Portland, Maine arts
The town of Portland, Maine really is an up-and-coming art community that has experienced its fair share of economic insecurities. Since I moved to the east coast in 1986, I have watched galleries open and then close. As the area has become less a seasonal destination, more stability has become inherent to some businesses. Art is one though that truly relies on the best economic environment.
I was in Maine to meet a friend for dinner, and I really wanted to stop at the museum in Portland and possibly hit a few galleries before wandering south to the mall.
The Portland Museum does a nice job for a small space (relative to, let’s say, the Boston Museum of Fine Arts). Along with Picasso, Braque and Cassatt, a decent collection from the Ash Can School which are in their permanent collection, they also deliver some rather respectable traveling exhibits. “John Marin” was no exception. And, I have taken a few hints from what I learned from his early-1930’s work and applied them to pieces like “Graphix”.

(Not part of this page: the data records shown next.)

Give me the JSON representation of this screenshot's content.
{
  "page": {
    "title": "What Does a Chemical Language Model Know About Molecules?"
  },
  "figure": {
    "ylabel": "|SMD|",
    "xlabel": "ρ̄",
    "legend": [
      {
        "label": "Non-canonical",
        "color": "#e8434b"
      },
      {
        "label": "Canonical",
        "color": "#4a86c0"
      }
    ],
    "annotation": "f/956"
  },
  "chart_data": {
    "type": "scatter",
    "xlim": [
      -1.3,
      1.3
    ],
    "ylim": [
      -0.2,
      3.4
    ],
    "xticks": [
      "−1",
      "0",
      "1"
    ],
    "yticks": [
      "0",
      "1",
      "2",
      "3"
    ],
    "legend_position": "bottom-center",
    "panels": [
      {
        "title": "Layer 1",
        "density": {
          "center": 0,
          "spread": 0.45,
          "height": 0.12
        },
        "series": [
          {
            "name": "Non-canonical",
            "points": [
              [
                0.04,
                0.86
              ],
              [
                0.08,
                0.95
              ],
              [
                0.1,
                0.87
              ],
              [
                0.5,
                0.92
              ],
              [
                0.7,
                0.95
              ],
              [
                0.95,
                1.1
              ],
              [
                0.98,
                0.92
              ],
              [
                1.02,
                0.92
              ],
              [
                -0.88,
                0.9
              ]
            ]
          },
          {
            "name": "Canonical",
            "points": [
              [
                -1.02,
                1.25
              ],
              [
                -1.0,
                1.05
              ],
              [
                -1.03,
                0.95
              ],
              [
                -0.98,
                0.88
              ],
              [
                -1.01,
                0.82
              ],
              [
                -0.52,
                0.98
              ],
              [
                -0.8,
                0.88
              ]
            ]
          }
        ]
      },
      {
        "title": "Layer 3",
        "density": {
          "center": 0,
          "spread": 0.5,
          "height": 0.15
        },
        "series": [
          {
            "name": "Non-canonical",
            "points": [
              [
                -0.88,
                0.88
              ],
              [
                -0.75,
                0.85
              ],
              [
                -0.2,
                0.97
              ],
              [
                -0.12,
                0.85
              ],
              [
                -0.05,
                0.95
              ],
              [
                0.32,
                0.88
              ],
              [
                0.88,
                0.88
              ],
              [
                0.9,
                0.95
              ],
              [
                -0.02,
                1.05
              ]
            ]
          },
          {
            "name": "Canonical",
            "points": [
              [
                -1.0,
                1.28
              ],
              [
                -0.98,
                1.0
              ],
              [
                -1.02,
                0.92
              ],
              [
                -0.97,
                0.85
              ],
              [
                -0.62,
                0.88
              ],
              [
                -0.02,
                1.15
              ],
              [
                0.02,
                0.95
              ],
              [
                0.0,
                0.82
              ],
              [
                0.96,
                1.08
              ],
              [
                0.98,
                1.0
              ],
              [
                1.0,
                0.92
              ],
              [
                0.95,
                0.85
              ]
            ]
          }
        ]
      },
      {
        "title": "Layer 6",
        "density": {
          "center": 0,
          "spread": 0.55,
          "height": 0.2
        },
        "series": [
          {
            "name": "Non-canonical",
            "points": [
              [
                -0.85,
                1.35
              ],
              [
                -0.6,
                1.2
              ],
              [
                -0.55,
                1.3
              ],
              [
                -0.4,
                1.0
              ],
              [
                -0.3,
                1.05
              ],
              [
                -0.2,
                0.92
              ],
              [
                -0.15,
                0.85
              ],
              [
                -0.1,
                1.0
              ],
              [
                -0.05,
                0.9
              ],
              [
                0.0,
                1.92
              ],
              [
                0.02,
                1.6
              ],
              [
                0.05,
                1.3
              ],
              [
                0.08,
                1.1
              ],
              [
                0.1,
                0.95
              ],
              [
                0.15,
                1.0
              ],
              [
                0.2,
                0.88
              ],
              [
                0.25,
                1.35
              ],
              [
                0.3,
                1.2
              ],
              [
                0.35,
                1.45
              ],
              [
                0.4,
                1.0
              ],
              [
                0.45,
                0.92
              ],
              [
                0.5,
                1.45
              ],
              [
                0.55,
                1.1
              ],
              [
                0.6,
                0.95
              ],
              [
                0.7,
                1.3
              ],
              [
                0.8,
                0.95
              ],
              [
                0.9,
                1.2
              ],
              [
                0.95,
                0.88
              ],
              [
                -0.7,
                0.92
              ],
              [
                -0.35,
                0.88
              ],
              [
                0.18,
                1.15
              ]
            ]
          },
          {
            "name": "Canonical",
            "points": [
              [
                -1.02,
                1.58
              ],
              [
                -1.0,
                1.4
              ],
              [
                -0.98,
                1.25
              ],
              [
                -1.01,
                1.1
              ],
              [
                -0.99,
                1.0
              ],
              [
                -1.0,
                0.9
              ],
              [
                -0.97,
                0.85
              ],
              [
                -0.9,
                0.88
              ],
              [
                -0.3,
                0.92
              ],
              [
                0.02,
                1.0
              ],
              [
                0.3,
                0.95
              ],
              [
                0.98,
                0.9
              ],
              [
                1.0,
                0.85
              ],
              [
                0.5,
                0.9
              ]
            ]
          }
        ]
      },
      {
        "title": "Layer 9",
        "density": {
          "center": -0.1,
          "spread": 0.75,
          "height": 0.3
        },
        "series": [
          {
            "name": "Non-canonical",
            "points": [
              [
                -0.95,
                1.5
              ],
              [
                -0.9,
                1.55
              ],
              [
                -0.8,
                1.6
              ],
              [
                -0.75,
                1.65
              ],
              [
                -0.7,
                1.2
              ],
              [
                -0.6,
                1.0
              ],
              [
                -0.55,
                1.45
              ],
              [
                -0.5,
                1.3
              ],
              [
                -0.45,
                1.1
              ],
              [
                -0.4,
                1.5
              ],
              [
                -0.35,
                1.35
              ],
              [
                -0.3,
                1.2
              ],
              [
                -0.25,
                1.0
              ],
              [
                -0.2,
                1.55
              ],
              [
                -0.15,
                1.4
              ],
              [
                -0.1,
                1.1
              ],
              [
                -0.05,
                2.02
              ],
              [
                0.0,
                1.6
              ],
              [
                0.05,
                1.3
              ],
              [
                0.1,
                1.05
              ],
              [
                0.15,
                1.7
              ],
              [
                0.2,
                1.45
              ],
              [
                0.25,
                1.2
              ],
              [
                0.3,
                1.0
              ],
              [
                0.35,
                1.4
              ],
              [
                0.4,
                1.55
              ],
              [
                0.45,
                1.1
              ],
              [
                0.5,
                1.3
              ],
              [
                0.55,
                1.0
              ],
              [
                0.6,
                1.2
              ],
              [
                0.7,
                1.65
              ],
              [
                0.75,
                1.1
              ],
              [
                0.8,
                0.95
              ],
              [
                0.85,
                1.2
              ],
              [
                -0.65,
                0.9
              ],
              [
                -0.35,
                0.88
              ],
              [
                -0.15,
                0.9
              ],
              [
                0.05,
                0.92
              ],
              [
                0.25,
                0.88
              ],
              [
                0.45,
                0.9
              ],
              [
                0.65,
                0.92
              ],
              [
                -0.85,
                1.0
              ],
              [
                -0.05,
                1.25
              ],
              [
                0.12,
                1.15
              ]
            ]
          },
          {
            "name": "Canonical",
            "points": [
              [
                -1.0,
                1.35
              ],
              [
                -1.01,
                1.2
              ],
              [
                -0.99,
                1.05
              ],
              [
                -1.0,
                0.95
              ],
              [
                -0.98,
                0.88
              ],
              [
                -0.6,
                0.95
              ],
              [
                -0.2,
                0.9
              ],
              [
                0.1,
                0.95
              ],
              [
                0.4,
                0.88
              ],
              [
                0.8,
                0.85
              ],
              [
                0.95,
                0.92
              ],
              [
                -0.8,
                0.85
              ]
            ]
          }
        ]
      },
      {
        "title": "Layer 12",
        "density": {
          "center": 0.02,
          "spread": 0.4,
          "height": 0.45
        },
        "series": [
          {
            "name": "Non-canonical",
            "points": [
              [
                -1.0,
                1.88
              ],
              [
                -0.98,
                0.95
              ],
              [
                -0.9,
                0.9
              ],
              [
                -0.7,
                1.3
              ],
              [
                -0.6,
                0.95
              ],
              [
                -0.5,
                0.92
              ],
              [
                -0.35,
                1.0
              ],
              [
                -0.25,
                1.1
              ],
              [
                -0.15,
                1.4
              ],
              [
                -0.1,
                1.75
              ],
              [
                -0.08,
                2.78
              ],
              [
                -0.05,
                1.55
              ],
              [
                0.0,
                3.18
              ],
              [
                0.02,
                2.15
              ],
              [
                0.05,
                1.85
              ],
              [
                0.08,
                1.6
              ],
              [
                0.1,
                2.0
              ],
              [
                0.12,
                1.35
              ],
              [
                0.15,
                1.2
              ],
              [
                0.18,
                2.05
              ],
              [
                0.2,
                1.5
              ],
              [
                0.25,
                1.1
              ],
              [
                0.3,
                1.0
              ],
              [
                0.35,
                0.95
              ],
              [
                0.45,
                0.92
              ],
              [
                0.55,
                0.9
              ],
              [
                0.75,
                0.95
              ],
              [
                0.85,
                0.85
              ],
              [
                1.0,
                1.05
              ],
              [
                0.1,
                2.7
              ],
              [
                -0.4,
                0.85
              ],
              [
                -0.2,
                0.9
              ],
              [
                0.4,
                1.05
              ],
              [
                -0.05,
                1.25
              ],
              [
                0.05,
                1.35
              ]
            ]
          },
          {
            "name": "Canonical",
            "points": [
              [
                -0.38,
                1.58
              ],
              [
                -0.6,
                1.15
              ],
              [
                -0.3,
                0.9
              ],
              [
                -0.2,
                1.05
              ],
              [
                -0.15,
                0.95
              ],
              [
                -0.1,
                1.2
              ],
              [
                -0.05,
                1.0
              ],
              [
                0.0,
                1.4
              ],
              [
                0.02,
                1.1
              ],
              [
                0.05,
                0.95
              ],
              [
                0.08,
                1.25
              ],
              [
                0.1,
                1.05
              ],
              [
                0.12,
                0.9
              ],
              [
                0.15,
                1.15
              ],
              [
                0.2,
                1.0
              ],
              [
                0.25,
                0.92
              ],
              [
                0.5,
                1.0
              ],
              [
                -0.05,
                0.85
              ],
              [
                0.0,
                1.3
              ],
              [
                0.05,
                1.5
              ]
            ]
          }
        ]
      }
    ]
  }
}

Alfred Stieglitz assembled a group of artists and sent them to Maine from New York to work in a few locations on the coast of Maine. Marin’s works developed a sense of greater non-representational characteristics as he worked in Maine in 1933. Steiglitz was fonder of Marin’s watercolors than his oils, as was I, though watercolor at the time was regarded as a medium to be strictly used for sketches.
Taking that bit of information and inspiration, which it certainly was, I wandered across the square and down the street to Fore River Gallery. And, since this research now has a dual-purpose, I apologize that I did not take more concrete notes about the work and conversation that I had with Mike Marks, the co-director of Fore River. He told me that the present show is retrospective for himself and his wife who own the gallery, and that they represent regional emerging artists, as well. The work represented was beautifully executed and I was impressed that the jewelry was displayed in a way that it looked more like small mixed-media pieces than necklaces.
I asked him about the seasonality of his business and he told me that there really isn’t a great connection between the weather and the business. He said that the First Friday Artwalk is very busy, and that weather also plays little into that traffic amount.
I left him with my card, and a promise to send him a CD when I get more of the “Art in Small Places” work ready to show.
I strolled down Congress from there. The art school had a show up that I breezed through. Though well-reviewed, I have seen too much like it, done more eloquently, in larger venues. Let’s face it folks, found objects, everyday stuff elevated to art…been there, done that.
My overall impressions are that I need to go back and dig more deeply into the pulse in Portland. It is there, and it does beat.